If The City used recycled wastewater to irrigate open spaces just on its western side, it could save about 4 million gallons every day of what’s mostly potable Hetch Hetchy snowmelt.
Wastewater that’s usually poured into the ocean after it’s chlorinated at the Sunset Reservoir could be redirected to a new $108 million recycled water facility most likely going to be built at the western edge of Golden Gate Park.
That’s where more waste would be removed, reverse osmosis would desalinate it and ultraviolet rays would disinfect the water before it’s pumped back through park pipes, giving it two levels of treatment better than what state health guidelines require for recycled wastewater.
It’s a relatively small chunk of the San Francisco Public Utilities Commission’s $4.4 billion water improvement plan that involves building a new treatment facility near the Oceanside Wastewater Treatment Plant, built in 1993 off Great Highway near the San Francisco Zoo.

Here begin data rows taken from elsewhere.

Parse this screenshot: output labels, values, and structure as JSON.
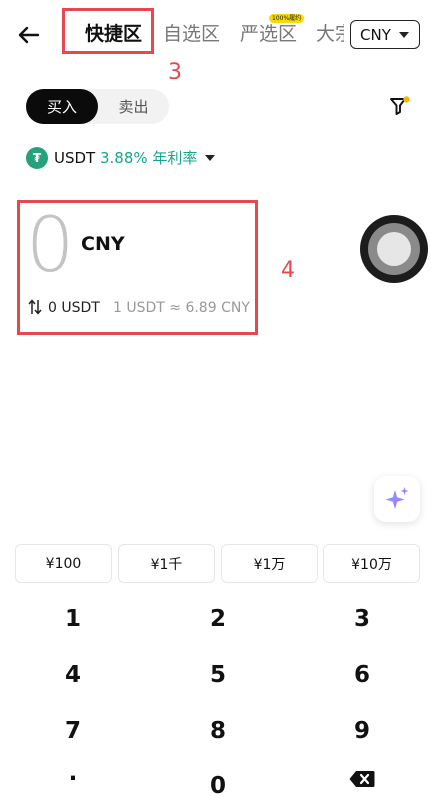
{
  "header": {
    "tabs": [
      {
        "label": "快捷区",
        "active": true
      },
      {
        "label": "自选区",
        "active": false
      },
      {
        "label": "严选区",
        "active": false,
        "badge": "100%履约"
      },
      {
        "label": "大宗",
        "active": false
      }
    ],
    "currency": "CNY"
  },
  "annotations": {
    "tab_marker": "3",
    "amount_marker": "4",
    "color": "#e5484d"
  },
  "trade_toggle": {
    "buy": "买入",
    "sell": "卖出",
    "selected": "buy"
  },
  "coin": {
    "icon": "₮",
    "name": "USDT",
    "rate": "3.88% 年利率",
    "color": "#26a17b"
  },
  "amount": {
    "value": "0",
    "currency": "CNY",
    "usdt": "0 USDT",
    "rate_text": "1 USDT ≈ 6.89 CNY"
  },
  "quick_amounts": [
    "¥100",
    "¥1千",
    "¥1万",
    "¥10万"
  ],
  "keypad": [
    [
      "1",
      "2",
      "3"
    ],
    [
      "4",
      "5",
      "6"
    ],
    [
      "7",
      "8",
      "9"
    ],
    [
      "·",
      "0",
      "⌫"
    ]
  ],
  "icons": {
    "back": "arrow-left-icon",
    "filter": "filter-icon",
    "sparkle": "sparkle-icon",
    "swap": "swap-arrows-icon",
    "backspace": "backspace-icon"
  }
}
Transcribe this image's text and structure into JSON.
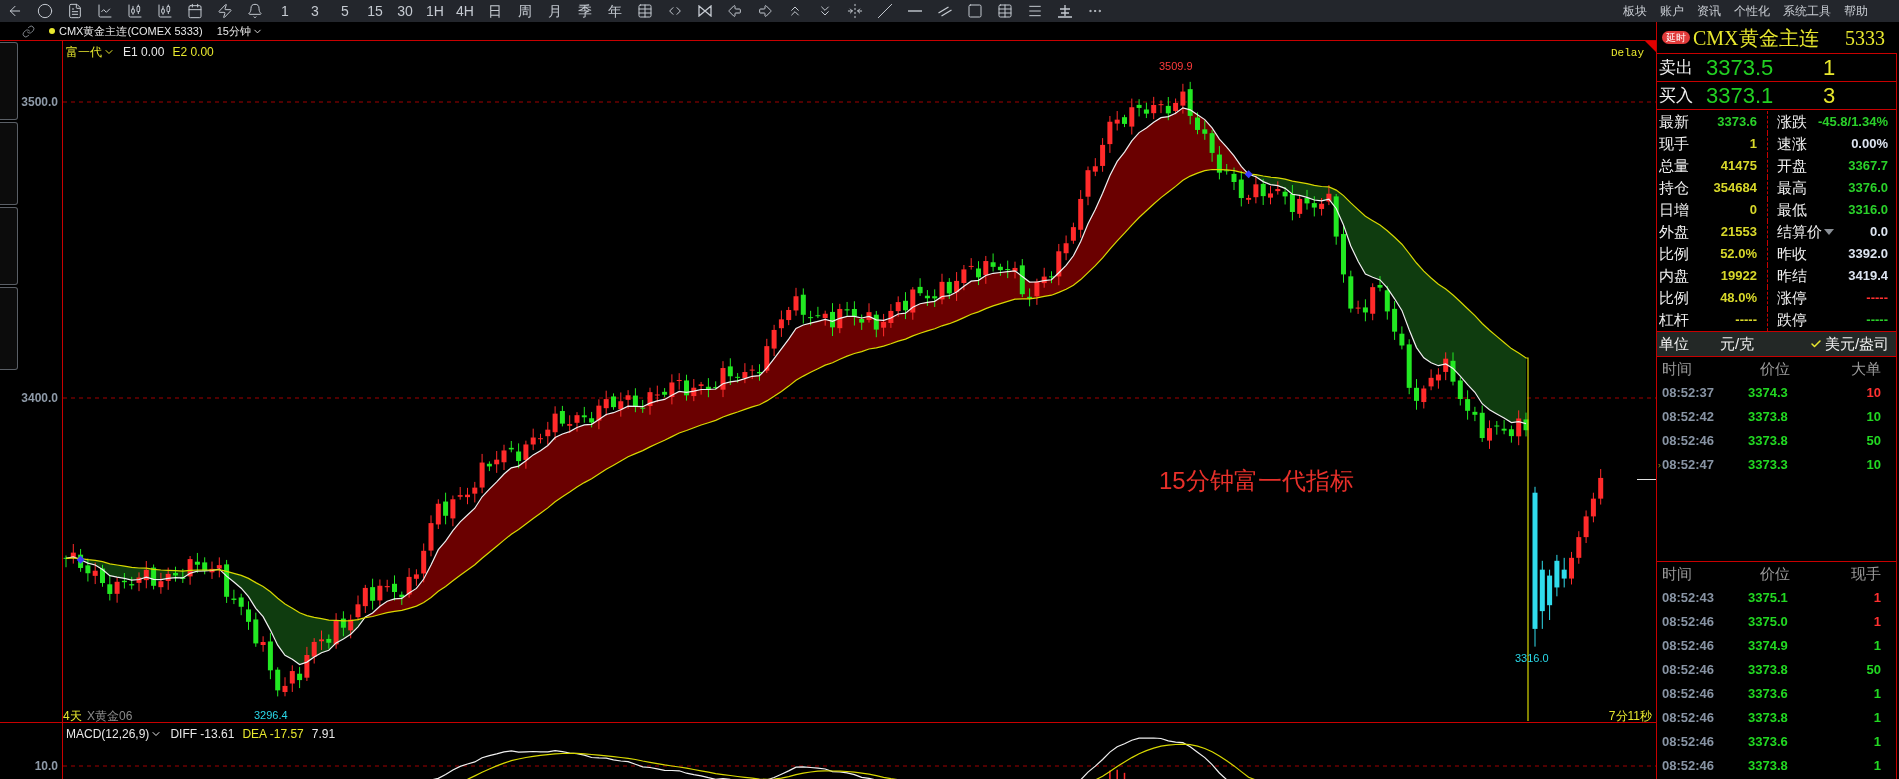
{
  "toolbar": {
    "periods": [
      "1",
      "3",
      "5",
      "15",
      "30",
      "1H",
      "4H",
      "日",
      "周",
      "月",
      "季",
      "年"
    ]
  },
  "menu": [
    "板块",
    "账户",
    "资讯",
    "个性化",
    "系统工具",
    "帮助"
  ],
  "symbol_bar": {
    "symbol": "CMX黄金主连(COMEX 5333)",
    "period": "15分钟"
  },
  "indicator": {
    "name": "富一代",
    "values": [
      {
        "text": "E1 0.00",
        "color": "#e8e8e8"
      },
      {
        "text": "E2 0.00",
        "color": "#e8e82e"
      }
    ]
  },
  "chart": {
    "delay": "Delay",
    "price_labels": [
      "3500.0",
      "3400.0"
    ],
    "high_label": "3509.9",
    "low_label": "3296.4",
    "session_low_label": "3316.0",
    "caption": "15分钟富一代指标",
    "days": "4天",
    "contract": "X黄金06",
    "countdown": "7分11秒"
  },
  "macd": {
    "name": "MACD(12,26,9)",
    "values": [
      {
        "text": "DIFF -13.61",
        "color": "#e8e8e8"
      },
      {
        "text": "DEA -17.57",
        "color": "#e8e82e"
      },
      {
        "text": "7.91",
        "color": "#e8e8e8"
      }
    ],
    "axis_label": "10.0"
  },
  "quote": {
    "badge": "延时",
    "title": "CMX黄金主连",
    "code": "5333",
    "ask": {
      "label": "卖出",
      "price": "3373.5",
      "size": "1"
    },
    "bid": {
      "label": "买入",
      "price": "3373.1",
      "size": "3"
    },
    "stats": [
      {
        "left": {
          "label": "最新",
          "value": "3373.6",
          "color": "#2ad02a"
        },
        "right": {
          "label": "涨跌",
          "value": "-45.8/1.34%",
          "color": "#2ad02a",
          "kind": "plain"
        }
      },
      {
        "left": {
          "label": "现手",
          "value": "1",
          "color": "#d8d82a"
        },
        "right": {
          "label": "速涨",
          "value": "0.00%",
          "color": "#dde4f0",
          "kind": "plain"
        }
      },
      {
        "left": {
          "label": "总量",
          "value": "41475",
          "color": "#d8d82a"
        },
        "right": {
          "label": "开盘",
          "value": "3367.7",
          "color": "#2ad02a",
          "kind": "plain"
        }
      },
      {
        "left": {
          "label": "持仓",
          "value": "354684",
          "color": "#d8d82a"
        },
        "right": {
          "label": "最高",
          "value": "3376.0",
          "color": "#2ad02a",
          "kind": "plain"
        }
      },
      {
        "left": {
          "label": "日增",
          "value": "0",
          "color": "#d8d82a"
        },
        "right": {
          "label": "最低",
          "value": "3316.0",
          "color": "#2ad02a",
          "kind": "plain"
        }
      },
      {
        "left": {
          "label": "外盘",
          "value": "21553",
          "color": "#d8d82a"
        },
        "right": {
          "label": "结算价",
          "value": "0.0",
          "color": "#dde4f0",
          "kind": "dropdown"
        }
      },
      {
        "left": {
          "label": "比例",
          "value": "52.0%",
          "color": "#d8d82a"
        },
        "right": {
          "label": "昨收",
          "value": "3392.0",
          "color": "#dde4f0",
          "kind": "plain"
        }
      },
      {
        "left": {
          "label": "内盘",
          "value": "19922",
          "color": "#d8d82a"
        },
        "right": {
          "label": "昨结",
          "value": "3419.4",
          "color": "#dde4f0",
          "kind": "plain"
        }
      },
      {
        "left": {
          "label": "比例",
          "value": "48.0%",
          "color": "#d8d82a"
        },
        "right": {
          "label": "涨停",
          "value": "-----",
          "color": "#ff3030",
          "kind": "plain"
        }
      },
      {
        "left": {
          "label": "杠杆",
          "value": "-----",
          "color": "#d8d82a"
        },
        "right": {
          "label": "跌停",
          "value": "-----",
          "color": "#2ad02a",
          "kind": "plain"
        }
      }
    ],
    "unit": {
      "label": "单位",
      "options": [
        {
          "label": "元/克",
          "selected": false
        },
        {
          "label": "美元/盎司",
          "selected": true
        }
      ]
    }
  },
  "big_orders": {
    "columns": [
      "时间",
      "价位",
      "大单"
    ],
    "rows": [
      {
        "time": "08:52:37",
        "price": "3374.3",
        "volume": "10",
        "color": "#ff3030",
        "current": false
      },
      {
        "time": "08:52:42",
        "price": "3373.8",
        "volume": "10",
        "color": "#22d822",
        "current": false
      },
      {
        "time": "08:52:46",
        "price": "3373.8",
        "volume": "50",
        "color": "#22d822",
        "current": false
      },
      {
        "time": "08:52:47",
        "price": "3373.3",
        "volume": "10",
        "color": "#22d822",
        "current": true
      }
    ]
  },
  "ticks": {
    "columns": [
      "时间",
      "价位",
      "现手"
    ],
    "rows": [
      {
        "time": "08:52:43",
        "price": "3375.1",
        "volume": "1",
        "color": "#ff3030"
      },
      {
        "time": "08:52:46",
        "price": "3375.0",
        "volume": "1",
        "color": "#ff3030"
      },
      {
        "time": "08:52:46",
        "price": "3374.9",
        "volume": "1",
        "color": "#22d822"
      },
      {
        "time": "08:52:46",
        "price": "3373.8",
        "volume": "50",
        "color": "#22d822"
      },
      {
        "time": "08:52:46",
        "price": "3373.6",
        "volume": "1",
        "color": "#22d822"
      },
      {
        "time": "08:52:46",
        "price": "3373.8",
        "volume": "1",
        "color": "#22d822"
      },
      {
        "time": "08:52:46",
        "price": "3373.6",
        "volume": "1",
        "color": "#22d822"
      },
      {
        "time": "08:52:46",
        "price": "3373.8",
        "volume": "1",
        "color": "#22d822"
      }
    ]
  }
}
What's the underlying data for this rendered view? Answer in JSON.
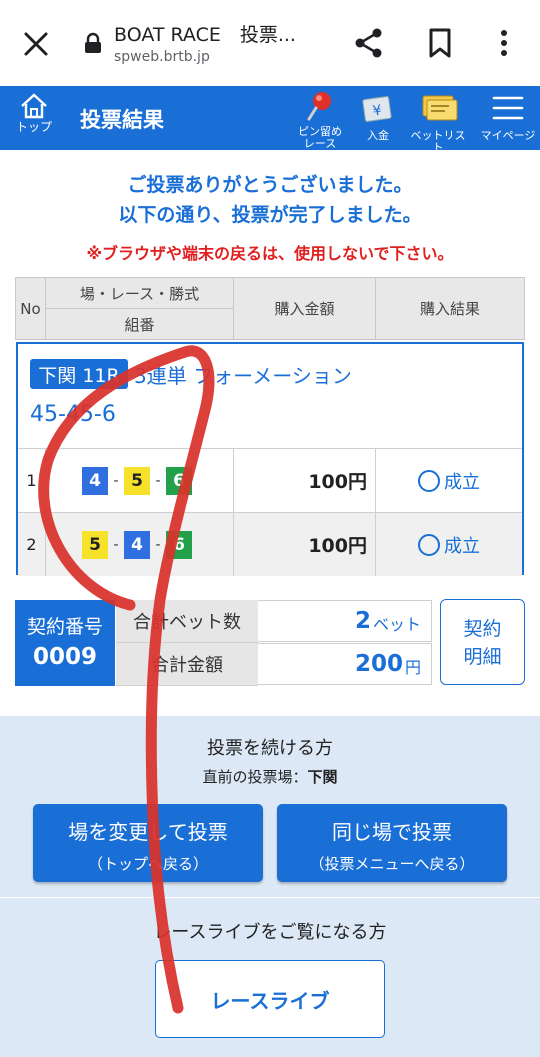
{
  "browser": {
    "title": "BOAT RACE　投票...",
    "url": "spweb.brtb.jp"
  },
  "nav": {
    "top_label": "トップ",
    "page_title": "投票結果",
    "pin_label_1": "ピン留め",
    "pin_label_2": "レース",
    "deposit_label": "入金",
    "betlist_label": "ベットリスト",
    "mypage_label": "マイページ"
  },
  "messages": {
    "thanks": "ご投票ありがとうございました。",
    "complete": "以下の通り、投票が完了しました。",
    "warning": "※ブラウザや端末の戻るは、使用しないで下さい。"
  },
  "table_header": {
    "no": "No",
    "race": "場・レース・勝式",
    "combo": "組番",
    "amount": "購入金額",
    "result": "購入結果"
  },
  "bet": {
    "venue_race": "下関 11R",
    "type": "3連単 フォーメーション",
    "combo": "45-45-6",
    "rows": [
      {
        "no": "1",
        "b1": "4",
        "b2": "5",
        "b3": "6",
        "amount": "100円",
        "result": "成立"
      },
      {
        "no": "2",
        "b1": "5",
        "b2": "4",
        "b3": "6",
        "amount": "100円",
        "result": "成立"
      }
    ],
    "dash": "-"
  },
  "summary": {
    "contract_label": "契約番号",
    "contract_no": "0009",
    "bet_count_label": "合計ベット数",
    "bet_count": "2",
    "bet_count_unit": "ベット",
    "total_label": "合計金額",
    "total": "200",
    "total_unit": "円",
    "detail_line1": "契約",
    "detail_line2": "明細"
  },
  "continue": {
    "title": "投票を続ける方",
    "last_venue_label": "直前の投票場：",
    "last_venue": "下関",
    "change_main": "場を変更して投票",
    "change_sub": "（トップへ戻る）",
    "same_main": "同じ場で投票",
    "same_sub": "（投票メニューへ戻る）"
  },
  "live": {
    "title": "レースライブをご覧になる方",
    "button": "レースライブ"
  },
  "colors": {
    "accent": "#1a6fd6",
    "warning": "#e02020",
    "panel_bg": "#dce8f6",
    "boat_4": "#2f6fe0",
    "boat_5": "#f7e22b",
    "boat_6": "#22a04a",
    "scribble": "#d9312b"
  }
}
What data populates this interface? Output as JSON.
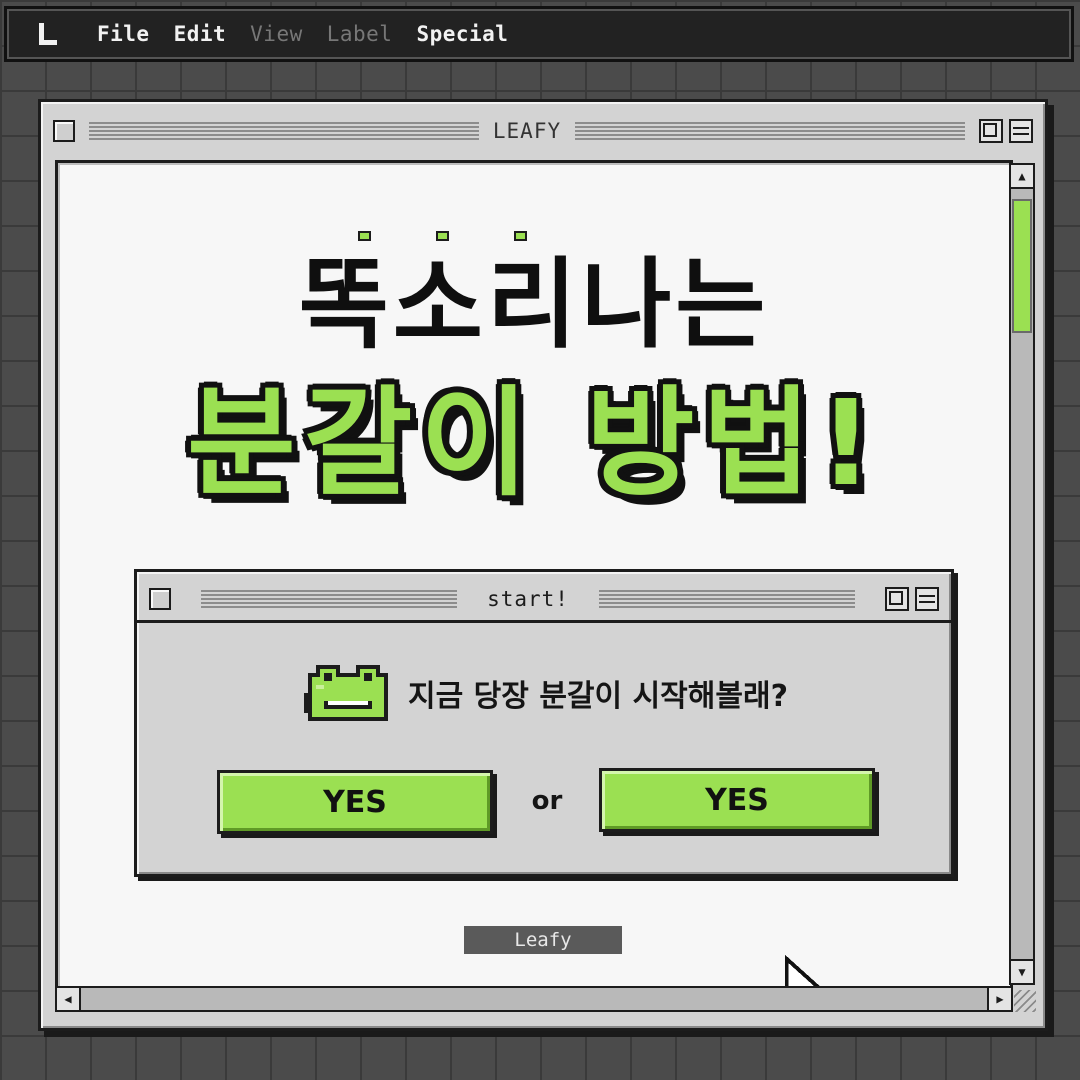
{
  "menubar": {
    "logo": "leafy-logo-icon",
    "items": [
      {
        "label": "File",
        "enabled": true
      },
      {
        "label": "Edit",
        "enabled": true
      },
      {
        "label": "View",
        "enabled": false
      },
      {
        "label": "Label",
        "enabled": false
      },
      {
        "label": "Special",
        "enabled": true
      }
    ]
  },
  "window": {
    "title": "LEAFY",
    "headline_line1": "똑소리나는",
    "headline_line2": "분갈이 방법!",
    "dialog": {
      "title": "start!",
      "icon": "frog-icon",
      "question": "지금 당장 분갈이 시작해볼래?",
      "button_left": "YES",
      "or_text": "or",
      "button_right": "YES"
    },
    "footer_label": "Leafy"
  },
  "colors": {
    "accent": "#9be052",
    "background": "#4b4b4b",
    "window": "#d3d3d3",
    "content": "#f7f7f7",
    "ink": "#1c1c1c"
  }
}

It’s also part of the SFPUC’s goal to put a cap on the amount of water it imports by 2018, by relying on local water for the increasing demand and tapping into groundwater, treating it and mixing it with drinking water that’s now 80 percent snowmelt.
After the center is constructed — most likely at the same place where one was shut down in the 1990s in between the Beach Chalet soccer fields and Murphy’s Windmill — the SFPUC will replace visible pipes with purple ones used for recycled water and warning signs.
“We’ll have to let people know they can’t drink it,” SFPUC spokeswoman Suzanne Gautier said.
The Recreation and Park Department is the SFPUC’s biggest customer, as it’s responsible for roughly 2 percent of The City’s water consumption every year.
Harding Park Golf Course is in the middle of a plan to use Daly City’s recycled water for its irrigation, and Sharp Park Golf Course, run by The City but located in Pacifica, is dong something similar.
The open spaces on the western side will be the first in The City to use recycled water for irrigation.
Shawna McGrew, who used to work at Sunset Playground, which will use the system that could be in place as early as 2012, said she uses her own recycled water and encourages SFPUC’s efforts.
“I recycle all my water that I do the wash with,” she said. “I use special soap. It’s a hassle, but you know what I think? It’s a great way of saving water.”